La utilidad ordinal se centra en la capacidad de los individuos para ordenar sus preferencias, es decir, para determinar si prefieren el bien A al bien B, el bien B al bien A, o si son indiferentes entre ambos. No se preocupa por asignar un valor numérico específico a la satisfacción que se obtiene de cada bien o servicio, sino que se limita a establecer un orden de preferencia. Este enfoque es crucial porque refleja mejor cómo pensamos en la vida real: a menudo sabemos qué nos gusta más, pero no podemos decir que nos gusta “el doble” o “el triple” que otra cosa.
- La Esencia de las Preferencias: Relaciones y Símbolos
- El Mapa de la Satisfacción: Curvas de Indiferencia
- Preferencias Reveladas: Observando las Decisiones Reales
- Condiciones Necesarias para la Existencia de una Función de Utilidad Ordinal
- La Unicidad de la Función de Utilidad Ordinal
- Propiedades y Tipos Especiales de Funciones de Utilidad Ordinal
- Comparación entre Utilidad Ordinal y Cardinal
- Preguntas Frecuentes sobre la Utilidad Ordinal
- ¿Por qué es preferible la utilidad ordinal a la cardinal en la economía moderna?

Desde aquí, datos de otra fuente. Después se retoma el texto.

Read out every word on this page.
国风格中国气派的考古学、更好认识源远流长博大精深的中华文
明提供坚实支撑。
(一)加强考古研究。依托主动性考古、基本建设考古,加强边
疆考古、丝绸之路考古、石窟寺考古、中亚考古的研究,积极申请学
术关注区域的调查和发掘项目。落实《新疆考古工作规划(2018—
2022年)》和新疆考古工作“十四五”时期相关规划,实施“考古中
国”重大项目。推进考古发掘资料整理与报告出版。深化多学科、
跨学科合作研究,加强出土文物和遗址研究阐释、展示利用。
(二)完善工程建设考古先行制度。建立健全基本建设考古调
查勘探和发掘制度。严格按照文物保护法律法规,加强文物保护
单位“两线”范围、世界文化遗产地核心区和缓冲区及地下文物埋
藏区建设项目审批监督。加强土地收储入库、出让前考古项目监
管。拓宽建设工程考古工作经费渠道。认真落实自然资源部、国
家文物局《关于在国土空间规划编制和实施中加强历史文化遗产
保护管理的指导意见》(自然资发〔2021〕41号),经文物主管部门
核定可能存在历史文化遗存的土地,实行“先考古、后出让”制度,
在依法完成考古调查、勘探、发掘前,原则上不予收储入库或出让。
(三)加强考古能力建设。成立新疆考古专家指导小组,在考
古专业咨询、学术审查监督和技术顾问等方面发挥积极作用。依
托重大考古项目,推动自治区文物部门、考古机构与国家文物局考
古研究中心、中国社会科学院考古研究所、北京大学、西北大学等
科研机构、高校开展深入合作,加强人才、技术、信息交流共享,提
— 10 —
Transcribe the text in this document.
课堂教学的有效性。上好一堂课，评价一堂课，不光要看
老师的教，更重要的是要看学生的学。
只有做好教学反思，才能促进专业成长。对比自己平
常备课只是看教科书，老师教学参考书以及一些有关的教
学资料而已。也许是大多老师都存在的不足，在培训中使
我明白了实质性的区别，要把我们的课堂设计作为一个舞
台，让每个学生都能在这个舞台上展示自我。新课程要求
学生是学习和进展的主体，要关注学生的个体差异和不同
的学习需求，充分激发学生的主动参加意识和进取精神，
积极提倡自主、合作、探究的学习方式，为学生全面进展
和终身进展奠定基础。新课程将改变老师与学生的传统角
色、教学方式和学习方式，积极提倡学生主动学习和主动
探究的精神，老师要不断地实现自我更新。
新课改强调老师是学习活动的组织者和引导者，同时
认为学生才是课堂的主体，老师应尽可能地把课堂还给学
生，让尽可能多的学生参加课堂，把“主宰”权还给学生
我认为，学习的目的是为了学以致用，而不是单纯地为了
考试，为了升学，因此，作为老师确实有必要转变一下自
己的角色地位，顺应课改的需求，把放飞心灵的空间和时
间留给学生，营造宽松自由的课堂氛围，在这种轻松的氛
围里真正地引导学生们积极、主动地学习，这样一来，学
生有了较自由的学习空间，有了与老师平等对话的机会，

- ¿Qué significa que las preferencias deben ser “completas” y “transitivas”?
- ¿Qué papel juegan las curvas de indiferencia en la utilidad ordinal?
- ¿Es posible que una persona tenga preferencias que no puedan ser representadas por una función de utilidad ordinal?
- ¿Cómo se relaciona la utilidad ordinal con la "preferencia revelada"?
- Conclusión
La Esencia de las Preferencias: Relaciones y Símbolos
Para entender la utilidad ordinal, primero debemos familiarizarnos con la notación utilizada para describir las relaciones de preferencia. Estas relaciones son la base sobre la cual se construye toda la teoría:
- Preferencia Débil (A ≤ B): Se lee como "el agente prefiere B al menos tanto como A". Esto significa que B es tan bueno o mejor que A.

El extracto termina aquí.